Ce scénario, finalement assez quelconque, s'étale sur... eh bien, ne s'étale pas beaucoup. Il n'occupera à vrai dire que votre soirée. Contrast est tellement court qu'il ne dispose quasiment d'aucune rejouabilité. Il a cependant la décence de vous permettre de refaire n'importe quel chapitre si vous avez loupé un succès.
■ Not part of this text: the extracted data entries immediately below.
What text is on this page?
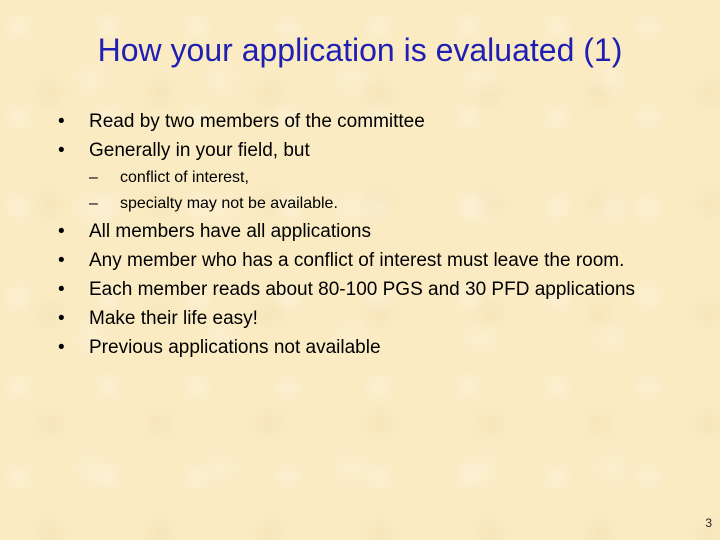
How your application is evaluated (1)
• Read by two members of the committee
• Generally in your field, but
– conflict of interest,
– specialty may not be available.
• All members have all applications
• Any member who has a conflict of interest must leave the room.
• Each member reads about 80-100 PGS and 30 PFD applications
• Make their life easy!
• Previous applications not available
3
Le gameplay repose sur la seule idée de pouvoir se fondre dans les murs éclairés afin de devenir une ombre, et ainsi évoluer sur un plan 2D pendant les phases de plate-forme. C'est un concept original et une expérience intéressante, malheureusement trop souvent gâchée par des mouvements ou des formes un peu traîtres (bugs de collision).
Cela rend la difficulté inégale ; peu importe où vous en êtes dans le jeu, vous pouvez passer d'une énigme ridiculement facile à un passage exigeant une manœuvre au millimètre près. J'ai consulté plusieurs fois la soluce alors que je déteste ça.
Le doublage français est très bon, mais on ne peut s'empêcher de regretter la possibilité d'avoir les voix originales, surtout vu le contexte et l'ambiance du jeu.
D'ailleurs, la bande-son est vraiment agréable, mêlant bruitages discrets et quelques morceaux jazzy - mais vraiment peu, dommage.
Enfin, la direction artistique de Contrast est sans doute l'un de ses points les plus réussis. La map est très petite mais l'ambiance marche plutôt bien, il y a pas mal de détails et même si cela fait vieux pour un jeu de 2013, on apprécie.
Contrast est davantage une bonne idée qu'un bon jeu ; le seul aspect de son gameplay qui se devait d'être irréprochable ne l'est pas et sa durée de vie est beaucoup trop insignifiante pour pouvoir le qualifier de mémorable.